Few expected Jack Sock to perform as he did at the Nitto ATP Finals at the O2, where the top eight ranked players in the world contest the season finale.
Despite being the lowest-ranked player there, the American reached the semi-finals and lit up a tournament that was missing some of tennis’ biggest names.
The men’s game has enjoyed a golden era over the last decade, with four players – Roger Federer, Rafael Nadal, Novak Djokovic and Andy Murray – peaking together and distancing themselves from the rest of the field.
There has only been one Grand Slam final since the 2005 Australian Open where none of this aforementioned quartet were involved. That was at the 2014 US Open, where Marin Cilic overcome Kei Nishikori.

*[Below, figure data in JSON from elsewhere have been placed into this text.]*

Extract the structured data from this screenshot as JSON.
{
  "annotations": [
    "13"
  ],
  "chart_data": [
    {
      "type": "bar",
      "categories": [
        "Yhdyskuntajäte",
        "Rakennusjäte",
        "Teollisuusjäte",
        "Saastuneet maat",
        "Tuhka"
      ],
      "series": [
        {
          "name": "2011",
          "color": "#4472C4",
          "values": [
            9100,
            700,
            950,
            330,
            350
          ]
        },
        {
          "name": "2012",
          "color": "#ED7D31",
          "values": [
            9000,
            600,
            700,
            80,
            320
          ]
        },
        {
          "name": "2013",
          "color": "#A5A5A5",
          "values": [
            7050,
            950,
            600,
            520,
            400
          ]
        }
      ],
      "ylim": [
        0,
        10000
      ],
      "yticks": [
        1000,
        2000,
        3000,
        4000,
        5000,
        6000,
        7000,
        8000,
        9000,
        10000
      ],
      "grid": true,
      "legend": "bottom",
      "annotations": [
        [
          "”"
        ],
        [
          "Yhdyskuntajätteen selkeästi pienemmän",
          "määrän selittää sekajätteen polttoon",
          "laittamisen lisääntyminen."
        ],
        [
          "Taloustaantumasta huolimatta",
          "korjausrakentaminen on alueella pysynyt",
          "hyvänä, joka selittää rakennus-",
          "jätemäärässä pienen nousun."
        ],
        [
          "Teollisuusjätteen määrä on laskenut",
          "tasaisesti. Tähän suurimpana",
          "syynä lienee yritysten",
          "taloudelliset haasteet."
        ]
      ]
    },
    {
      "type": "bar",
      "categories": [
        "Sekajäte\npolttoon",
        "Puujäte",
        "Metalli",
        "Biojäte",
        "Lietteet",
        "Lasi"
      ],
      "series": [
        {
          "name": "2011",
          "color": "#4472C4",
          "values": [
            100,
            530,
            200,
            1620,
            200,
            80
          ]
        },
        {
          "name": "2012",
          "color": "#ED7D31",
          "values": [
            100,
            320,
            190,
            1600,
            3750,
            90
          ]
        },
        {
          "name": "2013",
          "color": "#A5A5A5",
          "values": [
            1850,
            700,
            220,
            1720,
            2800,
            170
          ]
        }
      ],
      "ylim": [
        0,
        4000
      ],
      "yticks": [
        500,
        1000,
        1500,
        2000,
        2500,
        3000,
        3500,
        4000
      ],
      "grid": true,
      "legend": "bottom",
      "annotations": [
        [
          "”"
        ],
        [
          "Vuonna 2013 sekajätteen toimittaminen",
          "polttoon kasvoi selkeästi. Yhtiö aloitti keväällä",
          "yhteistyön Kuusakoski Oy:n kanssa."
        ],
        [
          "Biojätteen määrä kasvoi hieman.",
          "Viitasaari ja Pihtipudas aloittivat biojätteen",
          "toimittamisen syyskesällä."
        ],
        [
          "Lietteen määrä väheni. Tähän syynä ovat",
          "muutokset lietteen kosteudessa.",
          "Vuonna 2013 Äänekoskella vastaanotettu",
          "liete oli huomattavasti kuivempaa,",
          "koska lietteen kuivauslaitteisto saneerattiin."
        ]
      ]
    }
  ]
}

But change is imminent. All four are 30 or over, Federer is nearer to 40 while the rest seem otherwise distracted by injury or personal issues.
High-class tennis players are emerging, such as the 20 year-old German Alexander Zverev, who is currently ranked No.3, but there will be four very big holes to fill once that elite group step off the circuit.
Those gaps appeared at the ATP Finals. Only Nadal and Federer participated, with the Swiss disappointed by his semi-final exit while the Spaniard’s knee could only last one match before forcing him to withdraw.
But a personality did emerge. Sock only qualified at the last opportunity, his Paris Masters title coming days before the start of the tournament, and subsequently lifting him to No. 8 in the rankings.
“I shouldn’t have been here in the first place”, confessed the 25 year-old Nebraskan. Only a tournament victory in France would have been enough for Sock – who ended October ranked 24th – and defeating Serbian qualifier Filip Krajinovic in the final meant he took the final spot at The O2 at the expense of Spain’s Pablo Correno Busta.
And once in London, Sock captured the hearts of the crowd with his free-wheeling and sometimes thrilling tennis.
The final match of the Boris Becker group between Sock and Zverev was effectively a quarter-final, with the winner finishing second in the group and qualifying for the semis.
The German had the momentum heading into the deciding set, but Sock’s combination of power and delicate touches proved too much for the youngster.
Delightful drop shots were immediately followed by smash returns off Zverev’s serve. Sock’s 6-4 1-6 6-4 victory was well earned despite suggestions that Zverev choked.
Playing for fun
Tennis is a very calculated game, but Sock’s informal attitude seemed to be his trump card.
“I talked to my coach [Jay Berger] and we said, screw it, take the pressure off yourself, go have fun on court again.”
And fun was had. During his opening match – a 6-4 7-6 defeat to Federer, the American scooped up a ball for the world No.2 to easily volley for the point.
It was here that Sock turned round and ‘presented’ his behind as a target for the Swiss.
But while he may have a care-free attitude and is often seen sporting merchandise of his beloved Kansas City Chiefs or ploughing down the fairway on the golf course, Sock is far from the stereotypical jock we may imagine him to be.’
‘He can’t even legally drink a beer in the US’ – Sock on Zverev
Always respectful of opponents, Sock’s sensitivity was displayed during the press conference following his victory over Zverev. When asked whether he thought the German had choked, Sock was embarrassed, smiling awkwardly as Zverev was still fulfilling media commitments at the back of the room.
Not wanting to disrespect his opponent, the Nebraskan answered other questions before diplomatically responding once the young German had left the room and shut the door behind him.
“It’s tough. The guy is 20 years old. He’s played some absolutely outstanding tennis in his career. I mean, he can’t even legally drink a beer in the US and he’s three in the world”
Aside from his obvious ability as a tennis player, Sock showed his decency as a man.
The run ends
Inevitably, the American’s run had to end, losing 6-4 0-6 3-6 at the semi-final stage to the eventual champion, Bulgarian Grigor Dimitrov.
“When you play a guy [Dimtrov] of that calibre you can’t give him that many opportunities. He took advantage today… really stepped up his level and came up with some pretty crazy shots in the third set.”
“I nuked a return to his feet but he had an unreal pick-up. There’s a reason he has been playing consistently all year, that’s why he’s in the final.”
Next year could be the one when male American tennis finds its rhythm once again. Not since Andy Roddick, Sock’s fellow Nebraskan, has a player from the US made such an impact on the men’s game.
With the big four loosening their grip on their global dominance, breaking into the top 10 is only the start, with high ranking places and tour titles within reach.
But for Sock that is all the other side of a well-deserved break.
“I don’t want to talk about next year, I just want to go play golf.”
Ed Krarup worked in media liaison during the Nitto ATP Finals at the O2.